Trabajar como florista también es como trabajar en una morgue. La descomposición avanza sola, pinta manchas, elimina partes; pero todo con la ligereza con la que la artista diseca una docena de rosas y las pone adentro de un guante. Un guante que como cualquier prenda sin un cuerpo adentro nos indica la presencia de un fantasma. Pensemos en una rosa recién cortada como una entidad no humana en un pasaje de la vida a la muerte que -al igual que los fantasmas- puede ser escuchada y entendida. No por nada las flores han sido grandes aliadas en los ritos fúnebres.

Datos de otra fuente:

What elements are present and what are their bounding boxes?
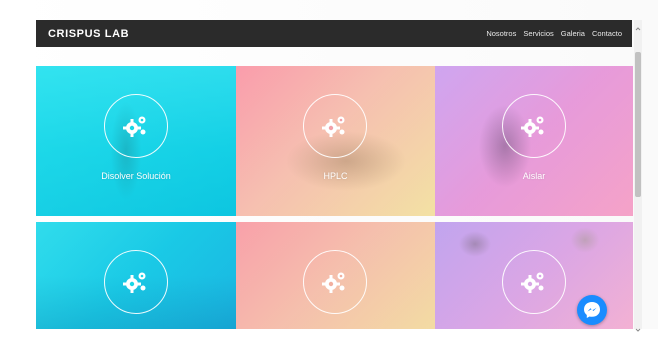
service-tile-5[interactable]	[236, 222, 435, 329]
gears-icon	[322, 272, 345, 293]
messenger-icon	[584, 302, 600, 318]
gears-icon	[322, 116, 345, 137]
arrow-up-icon	[635, 27, 641, 31]
gears-icon	[521, 116, 544, 137]
tile-label: Disolver Solución	[101, 171, 171, 181]
tile-label: HPLC	[323, 171, 348, 181]
service-tile-hplc[interactable]: HPLC	[236, 66, 435, 216]
nav-link-nosotros[interactable]: Nosotros	[486, 29, 516, 38]
scroll-thumb[interactable]	[635, 52, 641, 197]
scroll-up-arrow[interactable]	[634, 20, 642, 31]
gears-icon	[521, 272, 544, 293]
service-tile-4[interactable]	[36, 222, 236, 329]
messenger-chat-button[interactable]	[577, 295, 607, 325]
service-tile-aislar[interactable]: Aislar	[435, 66, 633, 216]
nav-links: Nosotros Servicios Galeria Contacto	[486, 29, 622, 38]
navbar: CRISPUS LAB Nosotros Servicios Galeria C…	[36, 20, 632, 47]
arrow-down-icon	[635, 328, 641, 332]
nav-link-galeria[interactable]: Galeria	[561, 29, 585, 38]
gears-icon	[123, 116, 146, 137]
tile-label: Aislar	[522, 171, 546, 181]
gears-icon	[123, 272, 146, 293]
scroll-down-arrow[interactable]	[634, 321, 642, 332]
vertical-scrollbar[interactable]	[634, 20, 642, 332]
services-grid: Disolver Solución HPLC Aislar	[36, 66, 633, 329]
nav-link-servicios[interactable]: Servicios	[523, 29, 553, 38]
brand-logo[interactable]: CRISPUS LAB	[48, 28, 129, 40]
service-tile-disolver[interactable]: Disolver Solución	[36, 66, 236, 216]
nav-link-contacto[interactable]: Contacto	[592, 29, 622, 38]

Desconfío en el mejor de los sentidos de la aparente inocencia que destila Rocío, la muestra individual de Englender en esta Sala B de Moria Galería. Como el rocío que moja los pastos a la mañana, las obras de la artista contrabandean pequeñas rebeldías y de forma casi imperceptible están ahí regando las raíces de algunos que yuyos que ni sabíamos que existían. Vaporosas tramas de ensueño en las que una flor puede ser una nueva extremidad, en las que es posible tener pelo en cualquier lugar.
Las obras son huellas, es obvio que sus manos y sus pies estuvieron ahí pero también es claro que no están; la sensación es la de un tiempo inmediatamente pasado en la que es necesario preguntarse quién estaba acá y por qué dejó todas estas marcas a través de un trabajo de hormiga silencioso y organizado. Rocío repite su nombre, aunque incomode, hasta que pierde el sentido, hasta volverse ella un fenómeno físico-meteorológico. La idea de repetir nombres me transporta a un pequeño instante en el bajo astral. En las ocasiones más inhumanas las feministas repetimos los nombres para buscar los cuerpos, para que las injusticias no queden enterradas en el silencio.
Levanto la mirada y la veo a Rocío, nos saludamos, sonreímos. Quiero decirle algo sobre su muestra pero no se bien qué, lejos del rito fúnebre sus obras me reconfortan y hasta un poco me hacen reír, no como si ellas fuesen objeto de burla sino como si estuviesen intentando contar un chiste.
Cierro tres segundos los ojos, vuelve la pregunta por la soledad, pienso en la compañía de los fantasmas y en cómo Rocío les puso corpiño y bombacha para mirarlos de frente.